Critical Mass

On the Road in Iowa City

By Jane Ciabattari

Heading into Iowa on I-80. Corn, corn corn corn, and corn. Flat, flat, flat.

Before long I come upon the literary mecca of Iowa City, the third town designated one of UNESCO’s Cities of Literature, after Edinburgh, Scotland and Melbourne, Australia. Home of the 70-plus-year-old Iowa Writers’ Workshop, which may have produced more American writers than any other writing program.

Home of Prairie Lights, where local talent includes Writers’ Workshop faculty members Ethan Canin, Marilynne Robinson, Lan Samantha Chang, and James Alan McPherson in fiction, and in poetry, James Galvin, Mark Levine, Cole Swenson—not to mention current and past MFA students in the thousands. Among the books displayed in the window on the day I am driving through:  Robin Hemley’s “Do-Over” (Hemley, an NBCC member and recent Guggenheim awardee, has been heading the nonfiction writing program at the U. of Iowa, and will be moderating an NBCC Reads panel at Prairie Lights on November 9. Reading on September 2 is MFA student Benjamin Nugent, author of ” American Nerd.” The next night is a reading from the Iowa Review honoring longtime editor David Hamilton. Prairie Lights is archiving readings here.

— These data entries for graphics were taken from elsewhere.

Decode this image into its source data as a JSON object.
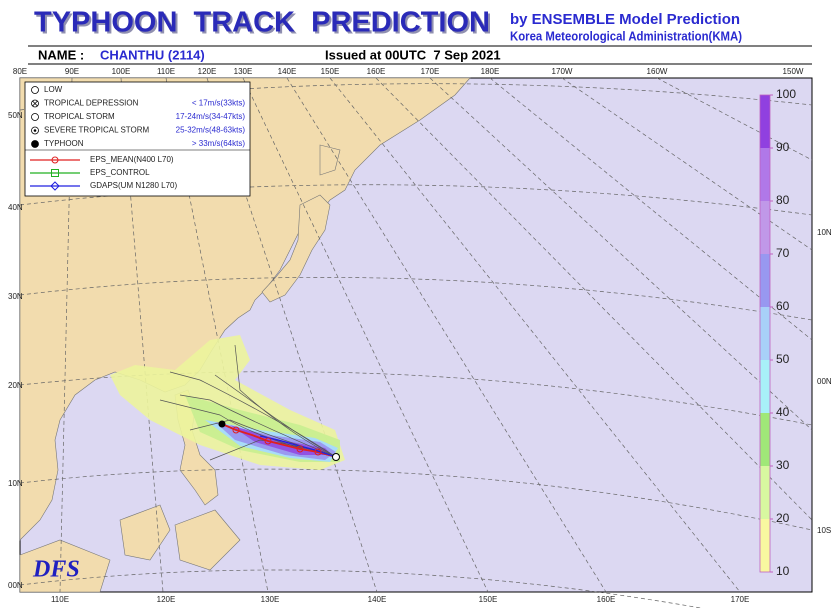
{
  "header": {
    "title": "TYPHOON  TRACK  PREDICTION",
    "agency_line1": "by ENSEMBLE Model Prediction",
    "agency_line2": "Korea Meteorological Administration(KMA)",
    "name_label": "NAME :",
    "name_value": "CHANTHU (2114)",
    "issued": "Issued at 00UTC  7 Sep 2021"
  },
  "top_lon_labels": [
    "80E",
    "90E",
    "100E",
    "110E",
    "120E",
    "130E",
    "140E",
    "150E",
    "160E",
    "170E",
    "180E",
    "170W",
    "160W",
    "150W"
  ],
  "bottom_lon_labels": [
    "110E",
    "120E",
    "130E",
    "140E",
    "150E",
    "160E",
    "170E"
  ],
  "left_lat_labels": [
    "50N",
    "40N",
    "30N",
    "20N",
    "10N",
    "00N"
  ],
  "right_lat_labels": [
    "10N",
    "00N",
    "10S"
  ],
  "legend": {
    "intensity": [
      {
        "label": "LOW"
      },
      {
        "label": "TROPICAL DEPRESSION",
        "range": "< 17m/s(33kts)"
      },
      {
        "label": "TROPICAL STORM",
        "range": "17-24m/s(34-47kts)"
      },
      {
        "label": "SEVERE TROPICAL STORM",
        "range": "25-32m/s(48-63kts)"
      },
      {
        "label": "TYPHOON",
        "range": "> 33m/s(64kts)"
      }
    ],
    "models": [
      {
        "label": "EPS_MEAN(N400 L70)",
        "color": "#e02020"
      },
      {
        "label": "EPS_CONTROL",
        "color": "#20b020"
      },
      {
        "label": "GDAPS(UM N1280 L70)",
        "color": "#2020e0"
      }
    ]
  },
  "colorbar": {
    "ticks": [
      10,
      20,
      30,
      40,
      50,
      60,
      70,
      80,
      90,
      100
    ],
    "colors": [
      "#f8f8a0",
      "#d8f8a0",
      "#a0e878",
      "#a8f0f8",
      "#a8d0f8",
      "#9898f0",
      "#c098e8",
      "#b078e8",
      "#9040e0"
    ]
  },
  "logo": "DFS"
}
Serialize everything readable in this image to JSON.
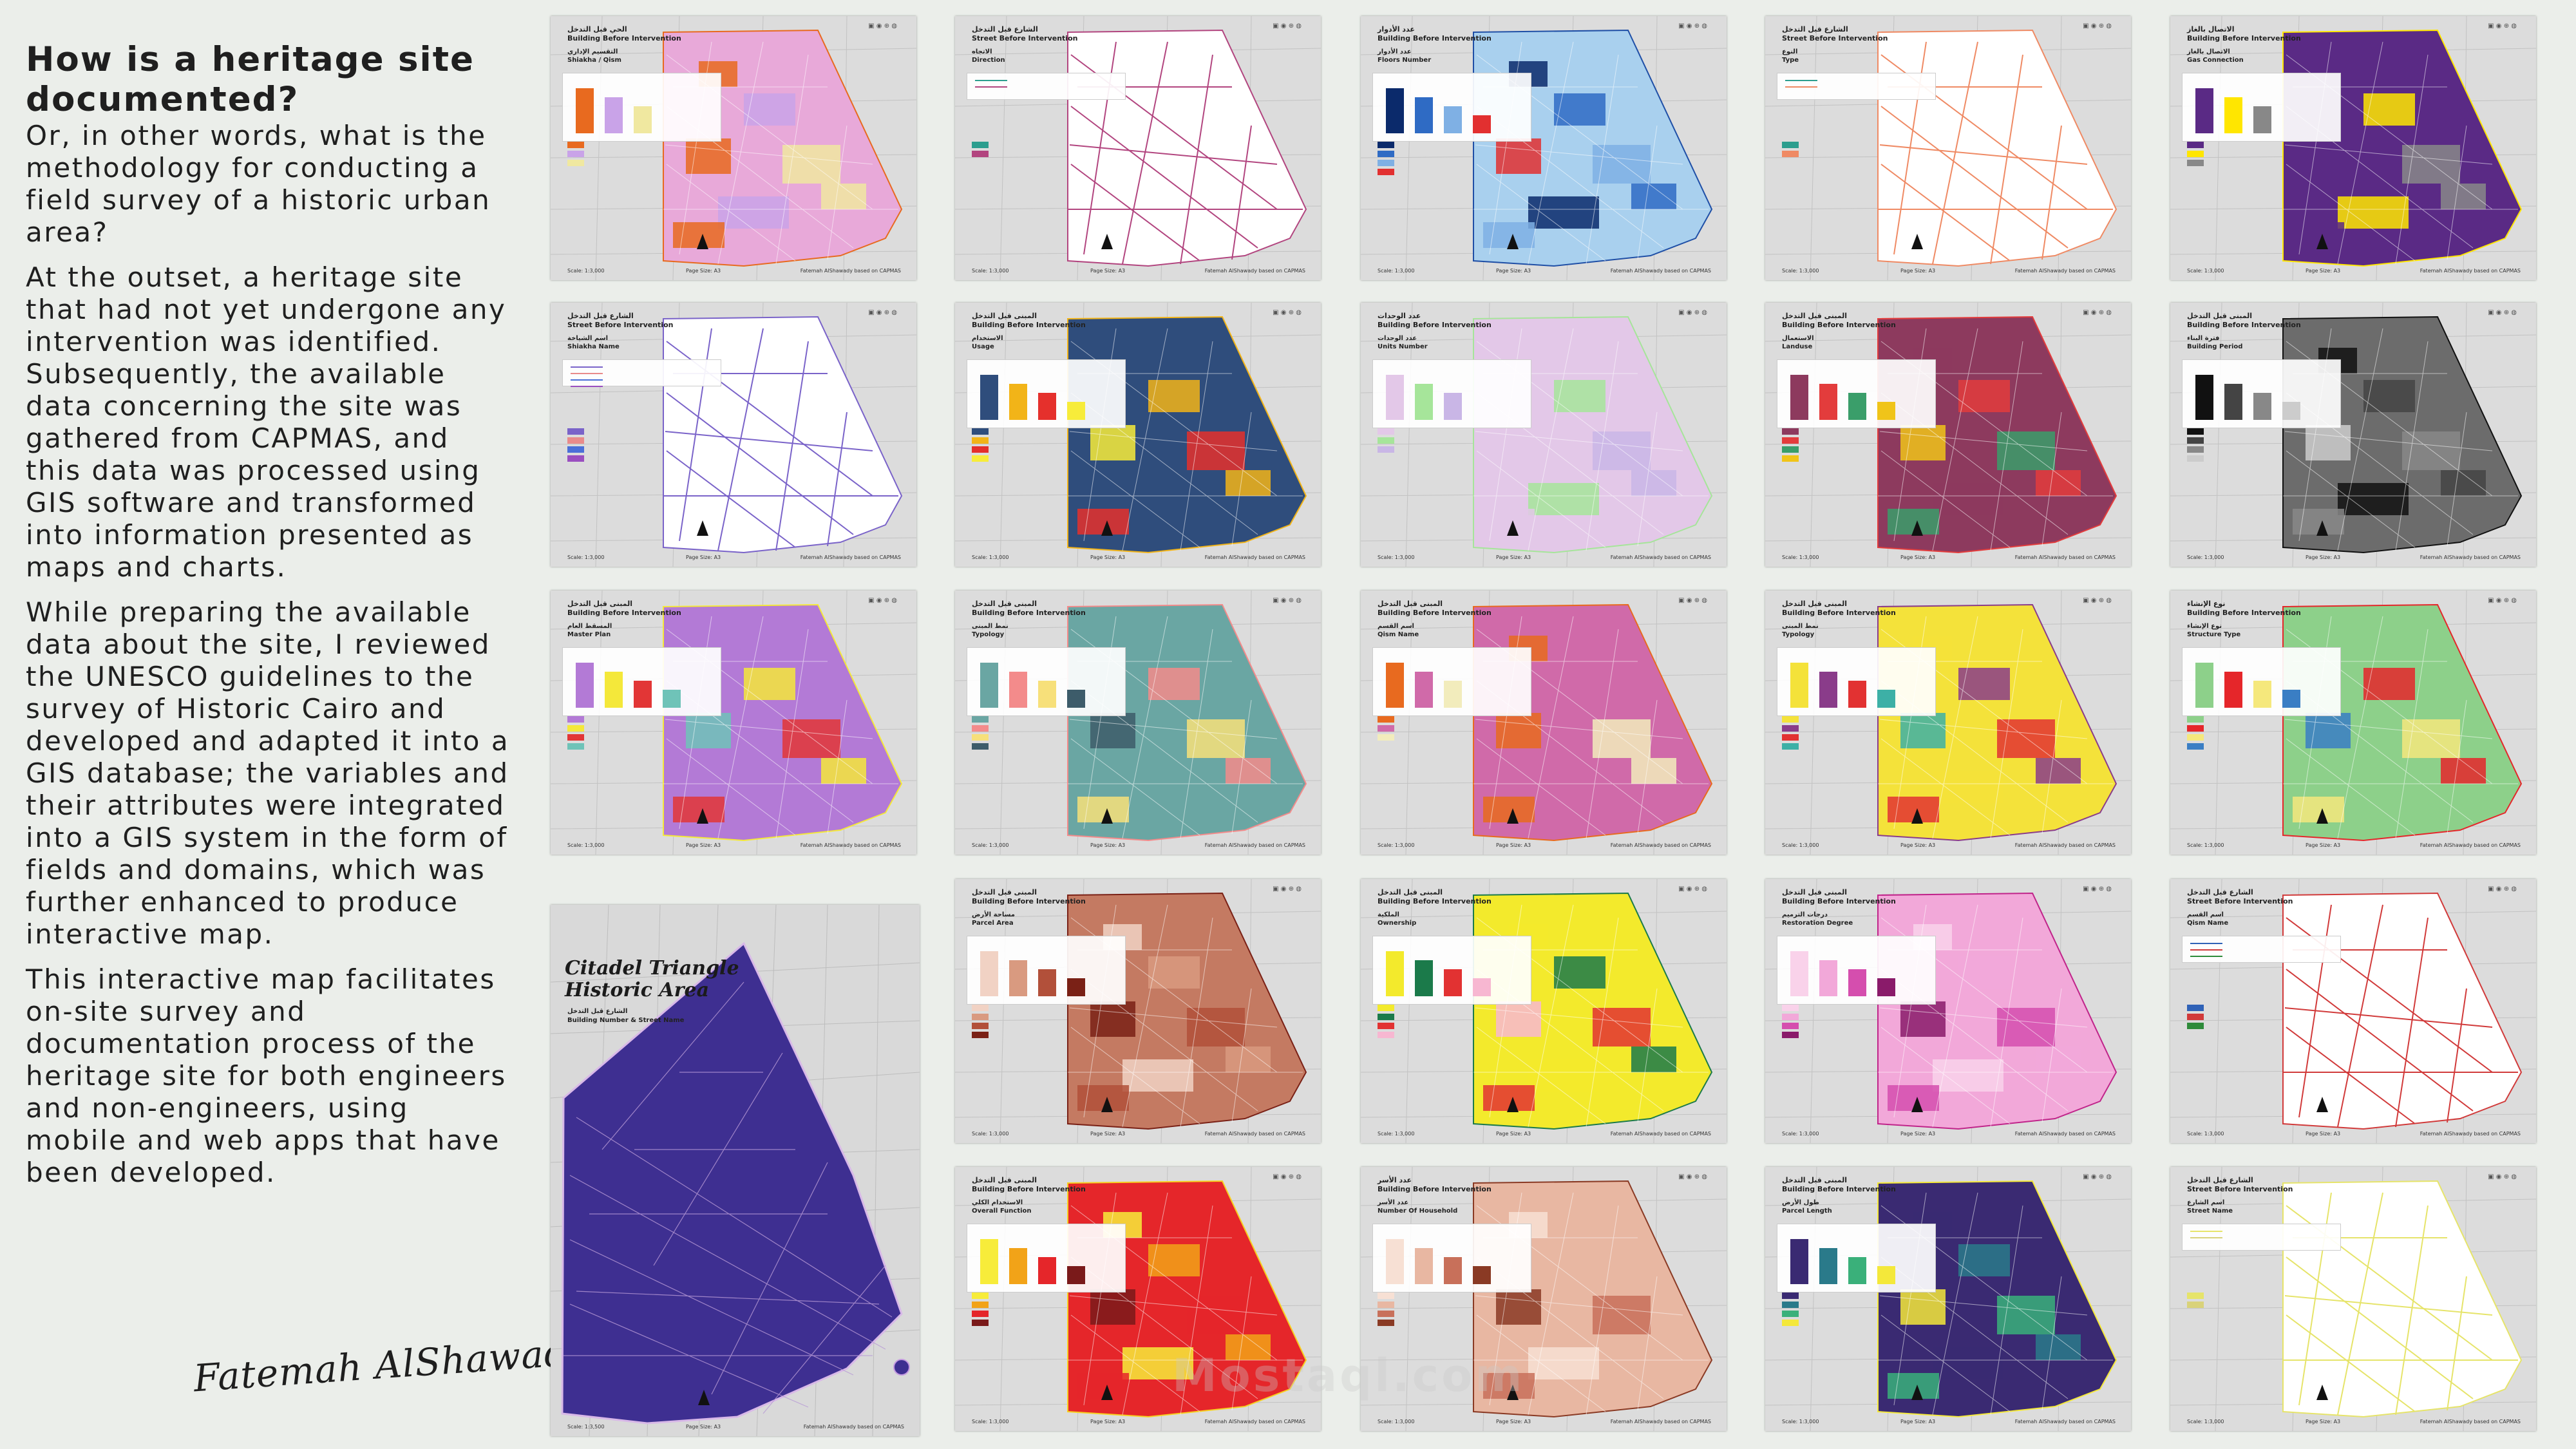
{
  "intro": {
    "title": "How is a heritage site documented?",
    "paragraphs": [
      "Or, in other words, what is the methodology for conducting a field survey of a historic urban area?",
      "At the outset, a heritage site that had not yet undergone any intervention was identified. Subsequently, the available data concerning the site was gathered from CAPMAS, and this data was processed using GIS software and transformed into information presented as maps and charts.",
      "While preparing the available data about the site, I reviewed the UNESCO guidelines to the survey of Historic Cairo and developed and adapted it into a GIS database; the variables and their attributes were integrated into a GIS system in the form of fields and domains, which was further enhanced to produce interactive map.",
      "This interactive map facilitates on-site survey and documentation process of the heritage site for both engineers and non-engineers, using mobile and web apps that have been developed."
    ],
    "signature": "Fatemah AlShawady"
  },
  "common": {
    "logos": "▣ ◉ ⊕ ◍",
    "credit": "Fatemah AlShawady based on CAPMAS",
    "page_label": "Page Size: A3"
  },
  "cover": {
    "title_line1": "Citadel Triangle",
    "title_line2": "Historic Area",
    "sub_ar": "الشارع قبل التدخل",
    "sub_en": "Building Number & Street Name",
    "scale": "Scale: 1:3,500"
  },
  "sheets": [
    {
      "hdr_ar": "الحي قبل التدخل",
      "hdr_en": "Building Before Intervention",
      "sub_ar": "التقسيم الإداري",
      "sub_en": "Shiakha / Qism",
      "scale": "Scale: 1:3,000",
      "fill": "#e8a9d9",
      "accent": "#e86a1f",
      "bg": "#f2f0c8",
      "legend": [
        "#e86a1f",
        "#c9a3e8",
        "#f0e8a0"
      ]
    },
    {
      "hdr_ar": "الشارع قبل التدخل",
      "hdr_en": "Street Before Intervention",
      "sub_ar": "الاتجاه",
      "sub_en": "Direction",
      "scale": "Scale: 1:3,000",
      "fill": "#ffffff",
      "accent": "#b2457f",
      "bg": "#ffffff",
      "legend": [
        "#2c9e8e",
        "#b2457f"
      ]
    },
    {
      "hdr_ar": "عدد الأدوار",
      "hdr_en": "Building Before Intervention",
      "sub_ar": "عدد الأدوار",
      "sub_en": "Floors Number",
      "scale": "Scale: 1:3,000",
      "fill": "#a9d0ee",
      "accent": "#1f4fa6",
      "bg": "#ffffff",
      "legend": [
        "#0b2a6b",
        "#2f6bc4",
        "#7fb0e4",
        "#e23030"
      ]
    },
    {
      "hdr_ar": "الشارع قبل التدخل",
      "hdr_en": "Street Before Intervention",
      "sub_ar": "النوع",
      "sub_en": "Type",
      "scale": "Scale: 1:3,000",
      "fill": "#ffffff",
      "accent": "#ef8a64",
      "bg": "#ffffff",
      "legend": [
        "#2c9e8e",
        "#ef8a64"
      ]
    },
    {
      "hdr_ar": "الاتصال بالغاز",
      "hdr_en": "Building Before Intervention",
      "sub_ar": "الاتصال بالغاز",
      "sub_en": "Gas Connection",
      "scale": "Scale: 1:3,000",
      "fill": "#5a2a85",
      "accent": "#ffe600",
      "bg": "#ffffff",
      "legend": [
        "#5a2a85",
        "#ffe600",
        "#888888"
      ]
    },
    {
      "hdr_ar": "الشارع قبل التدخل",
      "hdr_en": "Street Before Intervention",
      "sub_ar": "اسم الشياخة",
      "sub_en": "Shiakha Name",
      "scale": "Scale: 1:3,000",
      "fill": "#ffffff",
      "accent": "#7a63c9",
      "bg": "#ffffff",
      "legend": [
        "#7a63c9",
        "#e98b8b",
        "#4b6fd8",
        "#9a4fc0"
      ]
    },
    {
      "hdr_ar": "المبنى قبل التدخل",
      "hdr_en": "Building Before Intervention",
      "sub_ar": "الاستخدام",
      "sub_en": "Usage",
      "scale": "Scale: 1:3,000",
      "fill": "#2f4d7c",
      "accent": "#f2b418",
      "bg": "#ffffff",
      "legend": [
        "#2f4d7c",
        "#f2b418",
        "#e5302c",
        "#f7ec3a"
      ]
    },
    {
      "hdr_ar": "عدد الوحدات",
      "hdr_en": "Building Before Intervention",
      "sub_ar": "عدد الوحدات",
      "sub_en": "Units Number",
      "scale": "Scale: 1:3,000",
      "fill": "#e3c8e8",
      "accent": "#a6e59a",
      "bg": "#ffffff",
      "legend": [
        "#e3c8e8",
        "#a6e59a",
        "#c9b6e6"
      ]
    },
    {
      "hdr_ar": "المبنى قبل التدخل",
      "hdr_en": "Building Before Intervention",
      "sub_ar": "الاستعمال",
      "sub_en": "Landuse",
      "scale": "Scale: 1:3,000",
      "fill": "#8d3a5e",
      "accent": "#e33c3c",
      "bg": "#ffffff",
      "legend": [
        "#8d3a5e",
        "#e33c3c",
        "#3a9e6a",
        "#f0c419"
      ]
    },
    {
      "hdr_ar": "المبنى قبل التدخل",
      "hdr_en": "Building Before Intervention",
      "sub_ar": "فترة البناء",
      "sub_en": "Building Period",
      "scale": "Scale: 1:3,000",
      "fill": "#6c6c6c",
      "accent": "#111111",
      "bg": "#ffffff",
      "legend": [
        "#111111",
        "#444444",
        "#888888",
        "#cccccc"
      ]
    },
    {
      "hdr_ar": "المبنى قبل التدخل",
      "hdr_en": "Building Before Intervention",
      "sub_ar": "المسقط العام",
      "sub_en": "Master Plan",
      "scale": "Scale: 1:3,000",
      "fill": "#b37ad6",
      "accent": "#f4e83a",
      "bg": "#ffffff",
      "legend": [
        "#b37ad6",
        "#f4e83a",
        "#e23636",
        "#6fc3b8"
      ]
    },
    {
      "hdr_ar": "المبنى قبل التدخل",
      "hdr_en": "Building Before Intervention",
      "sub_ar": "نمط المبنى",
      "sub_en": "Typology",
      "scale": "Scale: 1:3,000",
      "fill": "#6aa6a3",
      "accent": "#f38b8b",
      "bg": "#ffffff",
      "legend": [
        "#6aa6a3",
        "#f38b8b",
        "#f7e07a",
        "#3d5c6a"
      ]
    },
    {
      "hdr_ar": "المبنى قبل التدخل",
      "hdr_en": "Building Before Intervention",
      "sub_ar": "اسم القسم",
      "sub_en": "Qism Name",
      "scale": "Scale: 1:3,000",
      "fill": "#d06aa9",
      "accent": "#e86a1f",
      "bg": "#f2ecbc",
      "legend": [
        "#e86a1f",
        "#d06aa9",
        "#f2ecbc"
      ]
    },
    {
      "hdr_ar": "المبنى قبل التدخل",
      "hdr_en": "Building Before Intervention",
      "sub_ar": "نمط المبنى",
      "sub_en": "Typology",
      "scale": "Scale: 1:3,000",
      "fill": "#f4e23a",
      "accent": "#8a3c8a",
      "bg": "#ffffff",
      "legend": [
        "#f4e23a",
        "#8a3c8a",
        "#e23232",
        "#3db0a6"
      ]
    },
    {
      "hdr_ar": "نوع الإنشاء",
      "hdr_en": "Building Before Intervention",
      "sub_ar": "نوع الإنشاء",
      "sub_en": "Structure Type",
      "scale": "Scale: 1:3,000",
      "fill": "#8dd08a",
      "accent": "#e5262a",
      "bg": "#ffffff",
      "legend": [
        "#8dd08a",
        "#e5262a",
        "#f5e87c",
        "#3a7ec4"
      ]
    },
    {
      "hdr_ar": "المبنى قبل التدخل",
      "hdr_en": "Building Before Intervention",
      "sub_ar": "مساحة الأرض",
      "sub_en": "Parcel Area",
      "scale": "Scale: 1:3,000",
      "fill": "#c47a62",
      "accent": "#7a2116",
      "bg": "#ffffff",
      "legend": [
        "#f1d2c4",
        "#d99a80",
        "#b2503a",
        "#7a2116"
      ]
    },
    {
      "hdr_ar": "المبنى قبل التدخل",
      "hdr_en": "Building Before Intervention",
      "sub_ar": "الملكية",
      "sub_en": "Ownership",
      "scale": "Scale: 1:3,000",
      "fill": "#f3ea2c",
      "accent": "#1b7a4a",
      "bg": "#ffffff",
      "legend": [
        "#f3ea2c",
        "#1b7a4a",
        "#e23232",
        "#f7b7d1"
      ]
    },
    {
      "hdr_ar": "المبنى قبل التدخل",
      "hdr_en": "Building Before Intervention",
      "sub_ar": "درجات الترميم",
      "sub_en": "Restoration Degree",
      "scale": "Scale: 1:3,000",
      "fill": "#f2a8d9",
      "accent": "#c0248a",
      "bg": "#ffffff",
      "legend": [
        "#f9d2ea",
        "#f2a8d9",
        "#d54eae",
        "#8a1b6a"
      ]
    },
    {
      "hdr_ar": "الشارع قبل التدخل",
      "hdr_en": "Street Before Intervention",
      "sub_ar": "اسم القسم",
      "sub_en": "Qism Name",
      "scale": "Scale: 1:3,000",
      "fill": "#ffffff",
      "accent": "#d13a3a",
      "bg": "#ffffff",
      "legend": [
        "#2f62b7",
        "#d13a3a",
        "#2e8b3a"
      ]
    },
    {
      "hdr_ar": "المبنى قبل التدخل",
      "hdr_en": "Building Before Intervention",
      "sub_ar": "الاستخدام الكلي",
      "sub_en": "Overall Function",
      "scale": "Scale: 1:3,000",
      "fill": "#e5262a",
      "accent": "#f7d021",
      "bg": "#ffffff",
      "legend": [
        "#f7ec3a",
        "#f2a318",
        "#e5262a",
        "#7a1a1a"
      ]
    },
    {
      "hdr_ar": "عدد الأسر",
      "hdr_en": "Building Before Intervention",
      "sub_ar": "عدد الأسر",
      "sub_en": "Number Of Household",
      "scale": "Scale: 1:3,000",
      "fill": "#e8b7a2",
      "accent": "#8a3a24",
      "bg": "#ffffff",
      "legend": [
        "#f7e0d4",
        "#e8b7a2",
        "#c8705a",
        "#8a3a24"
      ]
    },
    {
      "hdr_ar": "المبنى قبل التدخل",
      "hdr_en": "Building Before Intervention",
      "sub_ar": "طول الأرض",
      "sub_en": "Parcel Length",
      "scale": "Scale: 1:3,000",
      "fill": "#3a2a72",
      "accent": "#f4e83a",
      "bg": "#ffffff",
      "legend": [
        "#3a2a72",
        "#2a7a8a",
        "#3ab07a",
        "#f4e83a"
      ]
    },
    {
      "hdr_ar": "الشارع قبل التدخل",
      "hdr_en": "Street Before Intervention",
      "sub_ar": "اسم الشارع",
      "sub_en": "Street Name",
      "scale": "Scale: 1:3,000",
      "fill": "#ffffff",
      "accent": "#e6e46a",
      "bg": "#ffffff",
      "legend": [
        "#e6e46a",
        "#d9d27a"
      ]
    }
  ],
  "watermark": "Mostaql.com"
}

In Iowa I encounter widening skies, thickening clouds, a haze of humidity, moments when the sun bursts through in a glancing radiance that bring to mind Marilynne Robinson’s NBCC fiction award winning “Gilead.” ““I love the prairie. So often I have seen the dawn come and the light flood over the land and everything turn radiant at once, that word ‘good’ so profoundly affirmed in my soul that I am amazed I should be allowed to witness such a thing.”Gilead, one of President Obama’s favorite books, and Robinson’s Home, a finalist for the NBCC award last year and winner of the Orange Prize, are set in this Midwest.